We do not compare these methods to global signal regression, since this debate has been extensively addressed elsewhere (Ciric et al., 2017; Parkes et al., 2018). Our primary aim was to introduce ALT and assess its performance relative to comparable denoising methods that do not include global signal regression.

FIX consists of several steps: spatial ICA, component-wise feature extraction, classifier training (hand-labelled data), components’ classification and denoising. The ICA step is performed with MELODIC (Beckmann & Smith, 2004), similar to ALT. In contrast to FIX, ALT’s hand classification is an optional (recommended) step to validate the programs performance in any unique dataset. Not relying on manual labelling is important because it is time-consuming, operator dependent, and requires expert knowledge about signal and noise fluctuations’ spatial and temporal characteristics. AROMA was created to automate ICA-based denoising. Thus, it requires no such hand classification, but can suffer from elevated signal removal in older adult populations due to motion and its classification performance is inferior to FIX (Carone et al., 2017). ALT on the other hand offers an automated alternative to FIX with the option to adjust performance to match manual labelling if there are concerns regarding the program’s performance in diverse datasets. ALT only uses two features, while FIX uses a random forest algorithm trained on over 150 features. Given that FIX uses additional information about the independent components, it is more suited to identify subtle patterns that distinguish signal and noise components based on the manual training labels.

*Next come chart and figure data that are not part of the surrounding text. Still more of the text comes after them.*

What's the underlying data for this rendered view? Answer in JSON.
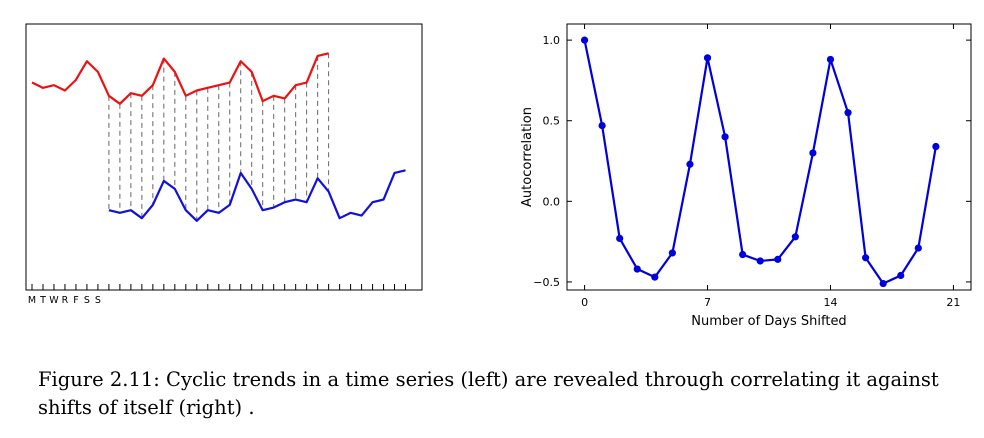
{
  "chart_data": [
    {
      "type": "line",
      "x_tick_labels": [
        "M",
        "T",
        "W",
        "R",
        "F",
        "S",
        "S"
      ],
      "original_series": [
        0.78,
        0.76,
        0.77,
        0.75,
        0.79,
        0.86,
        0.82,
        0.73,
        0.7,
        0.74,
        0.73,
        0.77,
        0.87,
        0.82,
        0.73,
        0.75,
        0.76,
        0.77,
        0.78,
        0.86,
        0.82,
        0.71,
        0.73,
        0.72,
        0.77,
        0.78,
        0.88,
        0.89
      ],
      "shifted_series": [
        0.3,
        0.29,
        0.3,
        0.27,
        0.32,
        0.41,
        0.38,
        0.3,
        0.26,
        0.3,
        0.29,
        0.32,
        0.44,
        0.38,
        0.3,
        0.31,
        0.33,
        0.34,
        0.33,
        0.42,
        0.37,
        0.27,
        0.29,
        0.28,
        0.33,
        0.34,
        0.44,
        0.45
      ],
      "shift": 7,
      "colors": {
        "original": "#ee1111",
        "shifted": "#1111dd",
        "connector": "#666666"
      }
    },
    {
      "type": "line",
      "xlabel": "Number of Days Shifted",
      "ylabel": "Autocorrelation",
      "xlim": [
        -1,
        22
      ],
      "ylim": [
        -0.55,
        1.1
      ],
      "x_ticks": [
        0,
        7,
        14,
        21
      ],
      "y_ticks": [
        1.0,
        0.5,
        0.0,
        -0.5
      ],
      "y_tick_labels": [
        "1.0",
        "0.5",
        "0.0",
        "−0.5"
      ],
      "x": [
        0,
        1,
        2,
        3,
        4,
        5,
        6,
        7,
        8,
        9,
        10,
        11,
        12,
        13,
        14,
        15,
        16,
        17,
        18,
        19,
        20
      ],
      "values": [
        1.0,
        0.47,
        -0.23,
        -0.42,
        -0.47,
        -0.32,
        0.23,
        0.89,
        0.4,
        -0.33,
        -0.37,
        -0.36,
        -0.22,
        0.3,
        0.88,
        0.55,
        -0.35,
        -0.51,
        -0.46,
        -0.29,
        0.34
      ],
      "color": "#0000dd"
    }
  ],
  "caption": "Figure 2.11: Cyclic trends in a time series (left) are revealed through correlating it against shifts of itself (right) ."
}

A potential limitation of this study is the relatively high quality of fMRI data we used to test ALT, which showed relatively low levels of motion despite the advanced age of the participant population that typically elevates head movement. Thus, in a noisier dataset, ALT may not always perform as well as in the above sample. Moreover, although ALT is a user-friendly alternative to FIX and AROMA, ALT still requires the installation of both FSL and either MATLAB or the free alternative Octave. We hope that ALT will make ICA denoising more accessible and facilitate the assessment of denoising algorithms to ensure the highest quality of resting-state fMRI data possible.